As shown in Table 3, Compounds (H) and (I) were found to have a capillary network formation inhibitory activity, and Compound (I) had a particularly high inhibitory activity.

[0071]

The compound of the present invention has high antitumor activity,
It is effective in treating various tumors such as pharyngeal cancer, lung cancer, and colon cancer. In addition, the compound of the present invention has an anti-angiogenic effect, and is capable of controlling not only tumors but also various diseases in vivo related to angiogenesis such as diabetic retinopathy.
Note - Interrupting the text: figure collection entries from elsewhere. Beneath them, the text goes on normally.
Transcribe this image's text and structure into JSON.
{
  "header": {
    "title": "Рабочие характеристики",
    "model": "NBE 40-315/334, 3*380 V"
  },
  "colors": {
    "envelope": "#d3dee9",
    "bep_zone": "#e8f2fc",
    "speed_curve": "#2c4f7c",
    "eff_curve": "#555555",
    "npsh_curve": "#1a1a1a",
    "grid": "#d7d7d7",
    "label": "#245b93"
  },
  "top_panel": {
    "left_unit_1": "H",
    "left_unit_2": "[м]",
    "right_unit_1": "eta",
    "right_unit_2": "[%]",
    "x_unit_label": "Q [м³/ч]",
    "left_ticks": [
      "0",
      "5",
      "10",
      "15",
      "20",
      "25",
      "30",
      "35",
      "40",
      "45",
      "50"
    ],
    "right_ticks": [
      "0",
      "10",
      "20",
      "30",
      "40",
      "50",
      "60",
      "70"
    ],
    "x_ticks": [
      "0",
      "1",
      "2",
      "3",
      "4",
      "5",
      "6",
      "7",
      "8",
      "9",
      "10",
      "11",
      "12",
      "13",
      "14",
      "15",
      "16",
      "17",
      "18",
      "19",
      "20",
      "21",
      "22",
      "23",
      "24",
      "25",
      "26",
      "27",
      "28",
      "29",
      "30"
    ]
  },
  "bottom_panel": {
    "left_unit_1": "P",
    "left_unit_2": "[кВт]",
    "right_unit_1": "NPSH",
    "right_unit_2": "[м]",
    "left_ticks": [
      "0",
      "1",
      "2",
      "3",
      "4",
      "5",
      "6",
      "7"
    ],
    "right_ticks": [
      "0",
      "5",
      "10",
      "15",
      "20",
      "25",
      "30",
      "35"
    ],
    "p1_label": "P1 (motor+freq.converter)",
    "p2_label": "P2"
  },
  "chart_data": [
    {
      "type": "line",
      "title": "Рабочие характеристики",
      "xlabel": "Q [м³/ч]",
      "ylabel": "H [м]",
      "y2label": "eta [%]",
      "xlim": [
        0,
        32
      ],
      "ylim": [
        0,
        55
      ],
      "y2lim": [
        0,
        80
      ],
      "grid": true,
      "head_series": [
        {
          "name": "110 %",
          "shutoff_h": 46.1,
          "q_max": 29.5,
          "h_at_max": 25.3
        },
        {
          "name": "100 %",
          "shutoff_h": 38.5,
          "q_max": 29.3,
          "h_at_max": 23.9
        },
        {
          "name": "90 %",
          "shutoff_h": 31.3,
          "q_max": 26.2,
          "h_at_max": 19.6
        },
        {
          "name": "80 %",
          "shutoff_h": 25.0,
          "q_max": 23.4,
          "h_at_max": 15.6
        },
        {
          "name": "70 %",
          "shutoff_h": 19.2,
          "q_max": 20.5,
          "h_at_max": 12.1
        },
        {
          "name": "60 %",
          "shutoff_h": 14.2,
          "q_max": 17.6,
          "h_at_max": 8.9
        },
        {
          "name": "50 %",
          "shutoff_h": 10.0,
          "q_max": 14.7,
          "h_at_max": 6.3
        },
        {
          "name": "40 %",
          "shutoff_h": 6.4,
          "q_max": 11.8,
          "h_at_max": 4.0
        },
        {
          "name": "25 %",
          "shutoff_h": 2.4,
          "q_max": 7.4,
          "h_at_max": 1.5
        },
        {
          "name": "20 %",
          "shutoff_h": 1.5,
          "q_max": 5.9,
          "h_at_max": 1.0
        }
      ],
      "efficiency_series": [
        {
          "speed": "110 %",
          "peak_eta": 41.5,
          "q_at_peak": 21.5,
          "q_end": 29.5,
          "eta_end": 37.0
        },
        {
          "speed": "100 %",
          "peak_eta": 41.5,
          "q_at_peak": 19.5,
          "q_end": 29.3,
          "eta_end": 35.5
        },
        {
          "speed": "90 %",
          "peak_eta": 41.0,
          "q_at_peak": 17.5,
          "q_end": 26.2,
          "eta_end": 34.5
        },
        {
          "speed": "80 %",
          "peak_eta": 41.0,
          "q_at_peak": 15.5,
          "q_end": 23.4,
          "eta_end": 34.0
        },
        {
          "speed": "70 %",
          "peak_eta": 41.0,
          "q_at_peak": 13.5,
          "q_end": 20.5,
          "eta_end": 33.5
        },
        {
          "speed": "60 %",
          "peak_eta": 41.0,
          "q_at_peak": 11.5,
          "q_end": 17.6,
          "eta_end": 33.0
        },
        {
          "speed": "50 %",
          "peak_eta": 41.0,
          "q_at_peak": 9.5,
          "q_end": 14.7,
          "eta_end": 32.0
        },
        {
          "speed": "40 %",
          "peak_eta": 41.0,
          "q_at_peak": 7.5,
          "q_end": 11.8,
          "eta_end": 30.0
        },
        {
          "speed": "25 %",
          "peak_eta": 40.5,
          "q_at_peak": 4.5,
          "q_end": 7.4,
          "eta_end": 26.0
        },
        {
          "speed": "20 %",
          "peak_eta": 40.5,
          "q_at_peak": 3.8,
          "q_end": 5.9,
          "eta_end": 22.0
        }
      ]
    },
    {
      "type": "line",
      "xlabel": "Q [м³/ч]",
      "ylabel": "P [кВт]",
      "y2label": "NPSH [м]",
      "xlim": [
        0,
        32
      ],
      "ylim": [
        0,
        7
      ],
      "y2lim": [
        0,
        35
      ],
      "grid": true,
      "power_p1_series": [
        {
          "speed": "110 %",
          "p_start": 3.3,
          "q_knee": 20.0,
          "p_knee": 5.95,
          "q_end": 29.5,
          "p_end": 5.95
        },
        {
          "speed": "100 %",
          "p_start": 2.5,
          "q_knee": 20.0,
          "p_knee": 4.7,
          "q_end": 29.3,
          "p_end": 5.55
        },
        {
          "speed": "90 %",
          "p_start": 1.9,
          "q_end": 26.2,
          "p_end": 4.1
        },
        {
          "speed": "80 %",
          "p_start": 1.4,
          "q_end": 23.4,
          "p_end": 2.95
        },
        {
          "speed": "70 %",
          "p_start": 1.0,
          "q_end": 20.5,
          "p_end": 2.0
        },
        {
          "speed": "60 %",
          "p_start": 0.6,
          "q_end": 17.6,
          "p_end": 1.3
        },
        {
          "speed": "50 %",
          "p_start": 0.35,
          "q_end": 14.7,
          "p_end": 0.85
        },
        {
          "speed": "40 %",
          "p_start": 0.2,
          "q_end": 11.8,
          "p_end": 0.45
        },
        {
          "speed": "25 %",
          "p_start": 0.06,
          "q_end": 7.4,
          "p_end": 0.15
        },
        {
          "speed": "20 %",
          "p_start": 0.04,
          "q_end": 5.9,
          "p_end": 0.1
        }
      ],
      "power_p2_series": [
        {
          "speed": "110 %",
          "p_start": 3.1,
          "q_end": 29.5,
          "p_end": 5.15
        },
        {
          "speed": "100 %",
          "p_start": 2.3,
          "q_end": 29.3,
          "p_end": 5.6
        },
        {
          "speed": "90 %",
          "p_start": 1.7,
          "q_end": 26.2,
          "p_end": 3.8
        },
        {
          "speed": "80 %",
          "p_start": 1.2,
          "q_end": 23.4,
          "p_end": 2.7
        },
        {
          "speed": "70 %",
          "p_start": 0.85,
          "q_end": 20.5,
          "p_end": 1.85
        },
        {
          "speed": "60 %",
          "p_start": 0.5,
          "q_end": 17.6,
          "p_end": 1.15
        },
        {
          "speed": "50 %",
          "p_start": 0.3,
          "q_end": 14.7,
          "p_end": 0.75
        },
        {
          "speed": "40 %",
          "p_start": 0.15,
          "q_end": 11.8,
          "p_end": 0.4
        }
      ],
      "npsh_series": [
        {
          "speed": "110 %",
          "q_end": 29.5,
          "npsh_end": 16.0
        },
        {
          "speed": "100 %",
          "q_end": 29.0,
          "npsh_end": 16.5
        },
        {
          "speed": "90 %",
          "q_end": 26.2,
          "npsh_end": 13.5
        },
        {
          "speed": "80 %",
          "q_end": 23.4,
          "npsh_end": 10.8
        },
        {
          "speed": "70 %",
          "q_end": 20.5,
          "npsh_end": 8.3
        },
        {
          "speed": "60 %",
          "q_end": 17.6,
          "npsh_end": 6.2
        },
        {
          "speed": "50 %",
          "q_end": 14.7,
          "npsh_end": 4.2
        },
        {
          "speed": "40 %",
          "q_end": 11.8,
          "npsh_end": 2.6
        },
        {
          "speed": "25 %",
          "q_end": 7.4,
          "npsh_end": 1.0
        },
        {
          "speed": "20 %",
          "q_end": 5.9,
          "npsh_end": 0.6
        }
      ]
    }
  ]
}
   ─────────────────────────────────────────────────── ─── Continued front page    (72) Inventor Tripetch Kanchanaphum             2-5, Hikarigaoka, Higashi-ku, Hiroshima-shi, Hiroshima Asian text             Kaika Kaikan (72) Inventor Shusuke Hashimoto             1-1-19 Higashishimbashi, Minato-ku, Tokyo Stock market             Company Yakult Head Office (72) Inventor Ritsuo Aiyama             1-1-19 Higashishimbashi, Minato-ku, Tokyo Stock market             Company Yakult Head Office (72) Inventor Ken Matsuzaki             1-1-19 Higashishimbashi, Minato-ku, Tokyo Stock market             Company Yakult Head Office F-term (reference) 4C086 AA01 AA02 AA03 DA11 GA17                       MA01 MA52 MA66 NA14 ZB26                 4C088 AB19 AC04 AC05 AC11 CA06                       ZB26                 4C091 AA02 BB03 BB06 CC03 DD03                       EE07 FF02 FF06 GG01 HH02                       HH04 JJ01 KK12 LL03 LL06                       MM01 NN02 NN12 PA03 PA05                       PA09 PB03 QQ01

Claims (7)

[Claims] 1. A compound represented by the general formula (1): (In the formula, R ¹ represents a hydrogen atom, a monosaccharide residue or a disaccharide residue, and R ² represents the following formulas (a) to (e): Represents a group selected from). 2. A compound represented by the general formula (2): (In the formula, R ³ represents a hydrogen atom or a monosaccharide residue, and R ⁴ and R
⁵ is a hydrogen atom and the other is a hydroxy group or the other is an oxo group together, and R ⁶ is a hydrogen atom or a disaccharide residue). 3. A medicine comprising the triterpene compound according to claim 1 or 2 as an active ingredient. 4. The medicine according to claim 3, which is an antitumor agent. 5. The medicine according to claim 3, wherein the triterpene compound according to claim 1 or 2 is contained as a Trichosanthes trixpidata extract containing the compound. 6. An angiogenesis inhibitor comprising the triterpene compound according to claim 1 or 2 as an active ingredient. 7. The angiogenesis inhibitor according to claim 6, wherein the triterpene compound according to claim 1 or 2 is contained as a Trichosanthes tricuspidata extract containing the compound.